If you have garden beds on your boundary then this can be quite simply rectified by planting specimens for screening in the right position but this can be more of a challenge if you don’t have garden space running right to the boundary or if your outdoor space is completely paved.

Many plants which can be used to screen can be grown in pots, containers and raised beds.

As the last few months have illustrated, it may be essential that such screening plants need to be evergreen and not naked during the winter.

Bamboos, many of which should come with a government warning if planted in the open ground, can be successfully grown in pots. The need for caution is because so many of them spread and spread and spread, often sending up shoots many metres away from where first planted.

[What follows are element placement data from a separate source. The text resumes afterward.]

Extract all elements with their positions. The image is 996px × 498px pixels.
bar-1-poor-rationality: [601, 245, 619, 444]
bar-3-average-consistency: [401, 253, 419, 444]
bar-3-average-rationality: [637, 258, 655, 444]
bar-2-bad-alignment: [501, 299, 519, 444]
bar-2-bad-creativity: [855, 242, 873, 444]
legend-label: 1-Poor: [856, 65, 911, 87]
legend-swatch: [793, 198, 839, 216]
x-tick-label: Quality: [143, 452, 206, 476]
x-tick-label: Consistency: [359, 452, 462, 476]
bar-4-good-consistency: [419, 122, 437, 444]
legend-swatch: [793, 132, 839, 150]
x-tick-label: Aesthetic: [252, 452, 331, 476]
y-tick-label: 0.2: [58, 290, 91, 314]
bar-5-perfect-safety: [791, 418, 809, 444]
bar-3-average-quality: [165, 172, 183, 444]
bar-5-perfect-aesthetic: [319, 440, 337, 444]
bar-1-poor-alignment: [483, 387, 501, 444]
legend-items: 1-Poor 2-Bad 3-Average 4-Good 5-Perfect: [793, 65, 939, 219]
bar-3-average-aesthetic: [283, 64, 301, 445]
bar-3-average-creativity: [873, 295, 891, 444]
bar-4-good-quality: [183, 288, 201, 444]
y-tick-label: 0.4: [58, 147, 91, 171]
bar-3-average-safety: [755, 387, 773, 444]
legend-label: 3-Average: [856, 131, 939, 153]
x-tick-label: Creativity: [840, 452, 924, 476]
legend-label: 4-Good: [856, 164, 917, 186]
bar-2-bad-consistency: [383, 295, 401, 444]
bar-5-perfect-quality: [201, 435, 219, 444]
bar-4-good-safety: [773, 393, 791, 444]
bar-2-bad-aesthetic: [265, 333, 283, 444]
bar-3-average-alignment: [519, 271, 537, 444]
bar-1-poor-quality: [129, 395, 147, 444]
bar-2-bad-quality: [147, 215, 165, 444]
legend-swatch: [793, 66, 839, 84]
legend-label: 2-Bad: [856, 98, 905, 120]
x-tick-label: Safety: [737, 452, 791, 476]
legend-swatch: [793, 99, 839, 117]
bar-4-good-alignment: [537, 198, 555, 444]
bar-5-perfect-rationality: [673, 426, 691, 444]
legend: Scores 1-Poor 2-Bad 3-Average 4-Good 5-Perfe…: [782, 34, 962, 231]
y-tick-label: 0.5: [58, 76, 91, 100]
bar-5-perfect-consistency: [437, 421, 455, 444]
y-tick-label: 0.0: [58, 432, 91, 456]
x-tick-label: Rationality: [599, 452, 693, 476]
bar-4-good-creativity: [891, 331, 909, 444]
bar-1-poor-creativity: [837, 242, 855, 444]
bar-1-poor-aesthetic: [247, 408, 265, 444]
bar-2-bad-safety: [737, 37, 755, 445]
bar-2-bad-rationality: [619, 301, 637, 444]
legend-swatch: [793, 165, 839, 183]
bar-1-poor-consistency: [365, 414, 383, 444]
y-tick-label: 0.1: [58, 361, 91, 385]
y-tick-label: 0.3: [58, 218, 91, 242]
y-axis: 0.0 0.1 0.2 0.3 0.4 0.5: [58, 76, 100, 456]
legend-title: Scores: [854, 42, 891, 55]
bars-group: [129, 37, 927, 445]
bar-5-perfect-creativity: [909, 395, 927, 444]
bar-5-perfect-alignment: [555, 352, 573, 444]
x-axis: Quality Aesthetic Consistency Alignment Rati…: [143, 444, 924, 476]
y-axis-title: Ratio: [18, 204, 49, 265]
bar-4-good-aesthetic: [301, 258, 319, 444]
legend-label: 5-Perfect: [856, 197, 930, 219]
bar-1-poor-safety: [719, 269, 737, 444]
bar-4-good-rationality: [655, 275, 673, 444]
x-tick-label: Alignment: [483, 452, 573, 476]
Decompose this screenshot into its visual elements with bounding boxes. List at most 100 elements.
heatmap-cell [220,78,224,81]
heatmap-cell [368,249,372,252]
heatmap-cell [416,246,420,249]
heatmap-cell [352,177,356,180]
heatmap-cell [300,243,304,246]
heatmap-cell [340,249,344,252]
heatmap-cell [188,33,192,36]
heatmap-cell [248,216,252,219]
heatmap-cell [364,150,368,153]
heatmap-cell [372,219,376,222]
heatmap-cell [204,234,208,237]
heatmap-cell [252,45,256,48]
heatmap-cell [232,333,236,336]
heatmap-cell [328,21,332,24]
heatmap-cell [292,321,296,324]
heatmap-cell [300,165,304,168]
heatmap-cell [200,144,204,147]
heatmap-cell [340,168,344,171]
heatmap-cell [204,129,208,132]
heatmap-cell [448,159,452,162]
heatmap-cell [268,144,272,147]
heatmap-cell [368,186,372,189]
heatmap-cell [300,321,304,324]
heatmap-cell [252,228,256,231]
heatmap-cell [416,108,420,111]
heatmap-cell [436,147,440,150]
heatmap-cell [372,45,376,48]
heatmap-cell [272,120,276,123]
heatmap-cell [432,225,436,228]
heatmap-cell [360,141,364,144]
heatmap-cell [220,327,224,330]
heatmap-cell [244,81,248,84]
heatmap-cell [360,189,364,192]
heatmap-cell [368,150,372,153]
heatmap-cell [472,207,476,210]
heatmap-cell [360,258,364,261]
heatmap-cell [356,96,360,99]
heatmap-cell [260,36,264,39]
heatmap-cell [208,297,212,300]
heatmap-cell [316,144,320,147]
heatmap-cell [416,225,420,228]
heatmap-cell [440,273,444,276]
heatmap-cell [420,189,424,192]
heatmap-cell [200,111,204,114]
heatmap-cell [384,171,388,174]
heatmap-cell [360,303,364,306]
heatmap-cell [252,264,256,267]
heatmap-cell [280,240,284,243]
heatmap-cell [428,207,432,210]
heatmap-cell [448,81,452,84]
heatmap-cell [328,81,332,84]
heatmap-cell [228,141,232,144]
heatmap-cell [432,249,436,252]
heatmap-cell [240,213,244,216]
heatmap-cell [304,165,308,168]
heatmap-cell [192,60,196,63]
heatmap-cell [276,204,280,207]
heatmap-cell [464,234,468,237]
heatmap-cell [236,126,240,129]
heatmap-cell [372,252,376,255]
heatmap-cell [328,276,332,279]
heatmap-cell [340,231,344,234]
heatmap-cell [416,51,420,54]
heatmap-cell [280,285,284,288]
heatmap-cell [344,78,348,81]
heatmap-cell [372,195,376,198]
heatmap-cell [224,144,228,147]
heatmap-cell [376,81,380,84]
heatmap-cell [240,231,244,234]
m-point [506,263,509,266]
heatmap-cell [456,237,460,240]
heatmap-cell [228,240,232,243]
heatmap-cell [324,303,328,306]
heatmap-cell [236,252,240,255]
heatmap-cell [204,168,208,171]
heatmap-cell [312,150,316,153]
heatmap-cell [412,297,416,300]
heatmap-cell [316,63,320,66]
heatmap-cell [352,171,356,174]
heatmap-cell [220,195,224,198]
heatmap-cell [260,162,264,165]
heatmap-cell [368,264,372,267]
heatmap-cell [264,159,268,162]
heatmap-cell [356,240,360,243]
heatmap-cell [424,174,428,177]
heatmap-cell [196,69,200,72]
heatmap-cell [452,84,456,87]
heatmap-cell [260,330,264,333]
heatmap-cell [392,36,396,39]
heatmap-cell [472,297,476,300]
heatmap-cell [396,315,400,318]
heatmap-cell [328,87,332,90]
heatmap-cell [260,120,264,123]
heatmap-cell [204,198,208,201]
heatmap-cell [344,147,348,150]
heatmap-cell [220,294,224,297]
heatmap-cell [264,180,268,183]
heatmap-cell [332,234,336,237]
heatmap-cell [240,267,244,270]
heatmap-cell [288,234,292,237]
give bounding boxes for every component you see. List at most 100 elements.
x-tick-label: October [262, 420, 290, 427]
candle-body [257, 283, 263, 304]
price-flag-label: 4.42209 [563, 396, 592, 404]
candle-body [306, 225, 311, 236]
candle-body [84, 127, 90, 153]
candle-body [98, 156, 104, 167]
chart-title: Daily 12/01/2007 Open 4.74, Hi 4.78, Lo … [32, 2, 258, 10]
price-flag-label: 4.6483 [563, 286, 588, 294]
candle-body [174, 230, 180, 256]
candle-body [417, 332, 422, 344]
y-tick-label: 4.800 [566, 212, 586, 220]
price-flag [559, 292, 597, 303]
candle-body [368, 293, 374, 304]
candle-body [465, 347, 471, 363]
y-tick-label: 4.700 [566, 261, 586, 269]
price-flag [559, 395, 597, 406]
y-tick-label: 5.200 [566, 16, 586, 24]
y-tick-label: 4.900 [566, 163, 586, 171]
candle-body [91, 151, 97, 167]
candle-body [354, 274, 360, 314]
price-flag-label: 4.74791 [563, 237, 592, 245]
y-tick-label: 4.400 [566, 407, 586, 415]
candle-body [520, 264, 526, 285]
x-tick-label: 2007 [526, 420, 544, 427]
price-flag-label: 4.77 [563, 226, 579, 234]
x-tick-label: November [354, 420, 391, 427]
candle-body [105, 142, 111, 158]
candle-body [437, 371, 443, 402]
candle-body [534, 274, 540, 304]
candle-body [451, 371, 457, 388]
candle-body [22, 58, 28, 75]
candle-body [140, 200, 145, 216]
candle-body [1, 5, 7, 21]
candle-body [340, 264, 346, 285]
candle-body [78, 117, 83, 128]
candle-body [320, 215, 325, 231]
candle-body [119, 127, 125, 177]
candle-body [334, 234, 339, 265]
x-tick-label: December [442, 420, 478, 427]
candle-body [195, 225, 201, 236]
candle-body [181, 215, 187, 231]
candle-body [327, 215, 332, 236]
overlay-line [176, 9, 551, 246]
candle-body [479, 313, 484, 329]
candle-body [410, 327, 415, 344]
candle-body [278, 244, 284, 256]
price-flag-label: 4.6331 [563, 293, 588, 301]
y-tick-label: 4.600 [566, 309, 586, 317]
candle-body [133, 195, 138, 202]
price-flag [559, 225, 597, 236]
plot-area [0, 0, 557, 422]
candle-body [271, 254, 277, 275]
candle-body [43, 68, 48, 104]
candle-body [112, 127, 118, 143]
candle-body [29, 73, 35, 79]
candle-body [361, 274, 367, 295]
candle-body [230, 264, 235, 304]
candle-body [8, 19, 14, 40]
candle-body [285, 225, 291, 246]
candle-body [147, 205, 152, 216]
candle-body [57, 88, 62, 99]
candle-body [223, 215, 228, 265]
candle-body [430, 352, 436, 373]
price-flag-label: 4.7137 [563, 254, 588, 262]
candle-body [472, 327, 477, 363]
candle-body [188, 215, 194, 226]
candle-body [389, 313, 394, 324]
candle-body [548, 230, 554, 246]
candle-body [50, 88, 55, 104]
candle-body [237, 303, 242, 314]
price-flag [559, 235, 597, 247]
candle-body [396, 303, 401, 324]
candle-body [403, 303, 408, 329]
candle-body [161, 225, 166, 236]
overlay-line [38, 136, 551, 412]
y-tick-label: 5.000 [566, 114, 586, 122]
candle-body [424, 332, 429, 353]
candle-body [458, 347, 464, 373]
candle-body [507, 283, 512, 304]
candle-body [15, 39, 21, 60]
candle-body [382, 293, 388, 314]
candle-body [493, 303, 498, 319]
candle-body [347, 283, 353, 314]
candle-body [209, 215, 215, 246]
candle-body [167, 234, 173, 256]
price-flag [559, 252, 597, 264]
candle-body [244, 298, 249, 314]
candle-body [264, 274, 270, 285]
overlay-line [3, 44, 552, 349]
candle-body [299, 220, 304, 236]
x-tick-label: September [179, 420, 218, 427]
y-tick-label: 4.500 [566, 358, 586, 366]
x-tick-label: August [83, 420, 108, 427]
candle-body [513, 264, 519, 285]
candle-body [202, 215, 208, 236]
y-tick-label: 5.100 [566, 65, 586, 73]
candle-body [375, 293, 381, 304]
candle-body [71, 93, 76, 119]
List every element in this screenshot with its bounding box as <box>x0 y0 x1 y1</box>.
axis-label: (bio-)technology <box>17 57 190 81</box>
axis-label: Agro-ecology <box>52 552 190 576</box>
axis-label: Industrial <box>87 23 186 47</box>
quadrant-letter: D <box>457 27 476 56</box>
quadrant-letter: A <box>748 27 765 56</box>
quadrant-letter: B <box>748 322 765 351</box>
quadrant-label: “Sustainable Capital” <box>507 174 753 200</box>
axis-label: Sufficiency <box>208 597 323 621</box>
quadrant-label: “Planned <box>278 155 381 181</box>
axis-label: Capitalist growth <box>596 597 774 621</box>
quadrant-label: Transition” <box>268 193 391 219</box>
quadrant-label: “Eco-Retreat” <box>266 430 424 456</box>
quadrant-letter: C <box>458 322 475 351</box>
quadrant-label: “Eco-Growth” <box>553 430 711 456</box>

Irish Examiner gardening columnist Peter Dowdall. Picture: John Allen
Irish Examiner gardening columnist Peter Dowdall. Picture: John Allen

Plant roots are intelligent, you see, and the meristematic region in the root cap will send the roots off in search of water.

This can often be found in water pipes, septic tanks or sewerage pipes, none of which are underground services with which you want problems.

By growing bamboos such as phyllostachys, one of the main culprits in the open ground, in a pot, you not only get to enjoy all the benefits and beautiful features of the bamboo, such as elegant, evergreen foliage, a light and airy texture and of course the beautiful rustling sound as they dance in the breeze, but you can also relax, safe in the knowledge that it cannot spread beyond the confines of its pot.

Phyllotsachys nigra, a really striking, blackstemmed bamboo, adds a touch of drama to the outdoors and will reach a height of three-four metres even in a
pot.

Removing the foliage from the lower part of the stems means that you get to admire more of the black stems and you can leave the foliage higher up on the pant where you need more screening.

Fargesia is a clump-forming genus of bamboo and thus, not as problematic in the open ground.

These too can be grown in pots and while the stems may not offer the glitz and glamour of some of the phyllostachys, if you want to enjoy the foliage at a lower level then fargesia may be the one for you as they tend to be fully furnished with leaves from low down in the plant offering a more dense screen.